What really matters is that your swimming will continuously improve, whereas most others will be 'running to stay in the same place'. If you want empirical evidence, keep a diary of your performance over the years. I am sure you will start to overtake some of those people who are 'better' swimmers than you. Maybe one day they will be asking you what your secret is!

Science???
The problem with debates about what is 'scientific' is that we tend to focus on one aspect without considering the whole context.
Yes, air is less dense than water so easier to move through. That is why in freestyle the arm is recovered through air rather than underwater.

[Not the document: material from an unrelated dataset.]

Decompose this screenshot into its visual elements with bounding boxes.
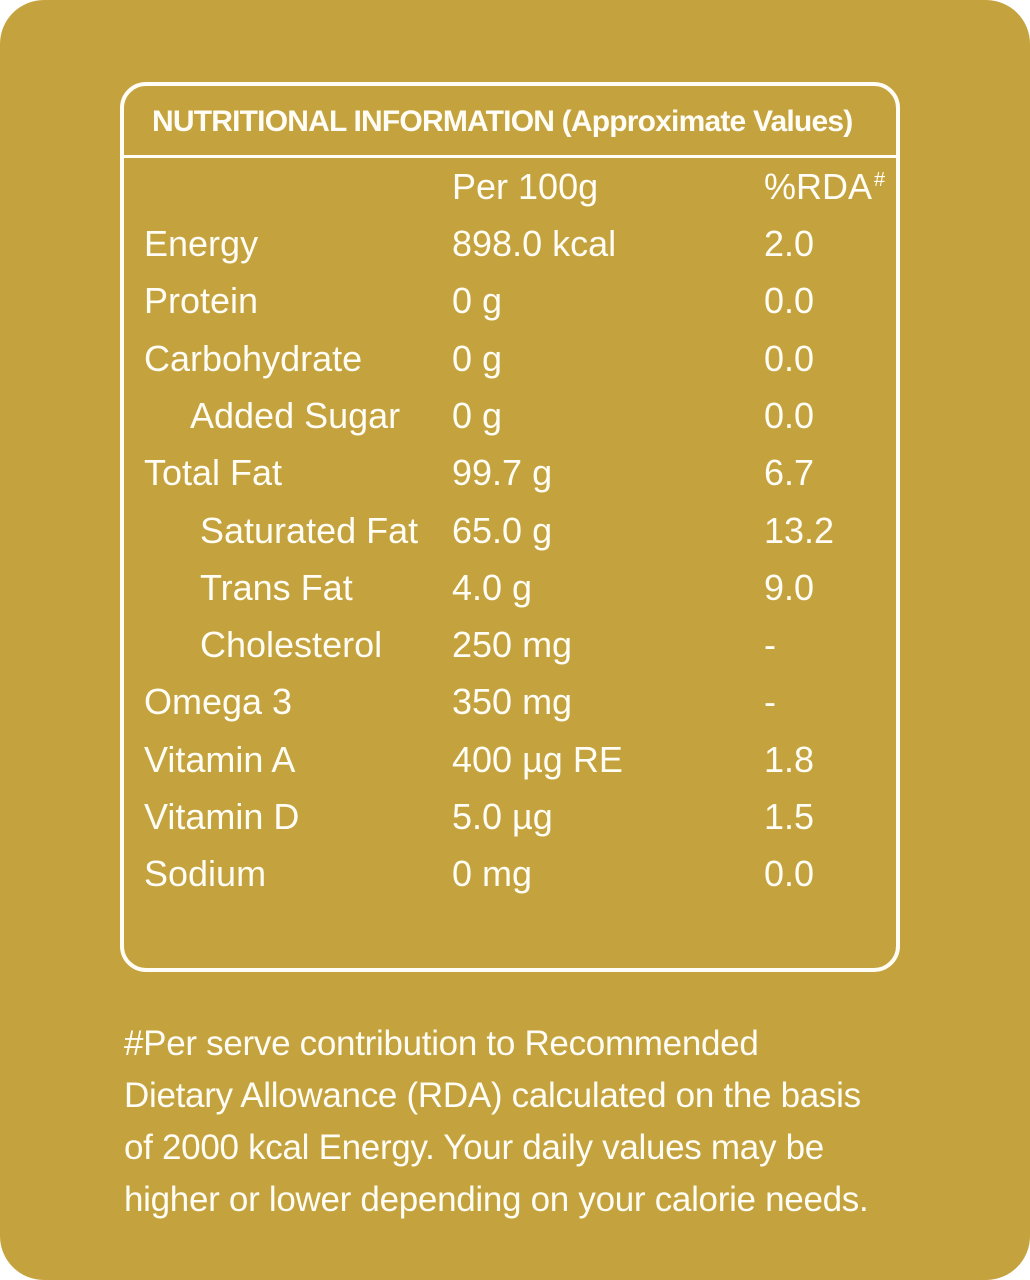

So 'logically' we should do as much movement through the air as possible??? Like fully extending the arm before entry? Sorry - no, because there are so many other factors to consider. If you extend over the water, then how does your arm get to catch position? It must (a) push down - bad, or (b) 'float down. But then there is a big delay in your stroke. So maybe we should (c) recover the arm over the water earlier in the stroke to give it time to float down to catch position? But then we aren't spearing in time with the kick, hip & pull.
We could debate this forever - but I actually went to the pool and tried it. And it felt TERRIBLE!
IMHO the real science in swimming is all about (1) streamlining & (2) harnessing core rotational power.

I am not a member of a club, I swim at my local public pool. And I notice that there are fewer and fewer people faster than me. Are they getting slower? No. I am improving. That is the kind of empirical evidence I like!